Representative Kevin McCarthy had his speaker’s gavel taken away on Tuesday after a vote by the House of Representatives in a startlingly quick fall from power partially triggered by this weekend’s deal to keep the government open.
A majority of House lawmakers, including all Democrats and a handful of Republicans, backed a resolution by Representative Matt Gaetz (to declare the speaker’s office vacant. The vote was 216 to 210.
The vote was stunning, marking the first use of a parliamentary mechanism dating from the early 1900s that had never been successfully used before.
It also left the House in the care of an acting speaker amid deep questions about Republican unity and the ability of the House to function as it’s headed into a crucial few weeks when decisions on annual federal spending and aid to Ukraine need to be made.
McCarthy, in post-vote press conference where he said he will not try to reclaim the speakership, expressed gratitude for getting to be speaker, even as he worried about the House as an institution in the wake of his being toppled.
“I got elected to a seat I couldn’t get an internship for, and I ended up being the 55th speaker of the House. One of the greatest things.”
“I don’t regret standing up and choosing government over grievance,” McCarthy said, a seeming reference to the deal he cut this weekend which was passed with a majority of Democratic votes in the House to keep the government open.
With McCarthy’s ouster, the House enters uncertain territory. Representative Patrick McHenry is the acting speaker while the House awaits a new one. House members saw votes cancelled for the rest of the week and are not expected to get around to meeting on selecting a new speaker until next week.
Speculation has already begun on who will replace McCarthy. One obvious possibility is Representative Steve Scalise, the majority leader and second-ranking House Republican headed into the day. But the race could be wide open.
Of course, with McCarthy being the second Republican speaker to be chased out of office by hardliners to his right since 2015, the question may be why any Republican would want the job.
McCarthy laid blame at the feet of Gaetz and his allies, a rule change he agreed to that allowed the ouster process to begin at the behest of only one member and House Democrats, who voted as a bloc in favor of getting rid of him.
McCarthy said Gaetz had demanded the ability to start the ouster process with only one member in January but promised it would never be used.
“The trustworthiness of a lot of individuals makes it difficult,” he said.

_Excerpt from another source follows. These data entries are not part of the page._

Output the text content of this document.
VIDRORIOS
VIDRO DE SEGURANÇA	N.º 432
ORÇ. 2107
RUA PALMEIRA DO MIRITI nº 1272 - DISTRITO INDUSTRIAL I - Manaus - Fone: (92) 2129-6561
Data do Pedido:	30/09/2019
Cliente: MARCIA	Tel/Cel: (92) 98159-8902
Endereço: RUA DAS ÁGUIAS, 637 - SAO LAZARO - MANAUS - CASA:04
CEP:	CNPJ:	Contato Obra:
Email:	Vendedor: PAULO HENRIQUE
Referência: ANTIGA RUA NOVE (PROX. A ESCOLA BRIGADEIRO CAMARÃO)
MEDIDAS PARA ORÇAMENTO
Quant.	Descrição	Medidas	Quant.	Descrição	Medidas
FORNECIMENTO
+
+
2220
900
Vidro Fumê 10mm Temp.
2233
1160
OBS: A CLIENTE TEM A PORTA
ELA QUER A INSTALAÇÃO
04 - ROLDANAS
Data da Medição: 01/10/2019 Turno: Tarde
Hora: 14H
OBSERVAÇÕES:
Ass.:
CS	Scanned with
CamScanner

By aiding Gaetz and seven other Republicans, McCarthy said Democrats were hurting the House as an institution. Without having the other party vote as a bloc against an ouster move, he said, “then you’re allowing four to five people to control whatever, so it doesn’t matter if you don’t get 96% [of your own party].”
Tuesday’s vote followed a dramatic debate on the floor exclusively between a small group of hard-line House Republicans, led by Gaetz on the anti-McCarthy side and Representative Tom Cole in favour of McCarthy.
Gaetz and his allies accused McCarthy of being untrustworthy and too willing to fold to Democrats when the pressure is on.
“Chaos is Speaker McCarthy,” Gaetz said.
Speaking from the Democratic side of the chamber floor, Gaetz gestured toward McCarthy’s supporters and the lawmakers around him, saying that what they all had in common was that McCarthy had told them things “he didn’t really mean and never intended to live up to.”
McCarthy did not make a speech defending his tenure, but he presented supporters from a broad ideological swath of his conference. “The overwhelming majority of my party supports the speaker we elected,” Cole said.
Democrats, who supported McCarthy’s ouster as a bloc, stayed silent through the debate, except to mockingly laugh when one of McCarthy’s supporters claimed he was one of the best speakers in House history.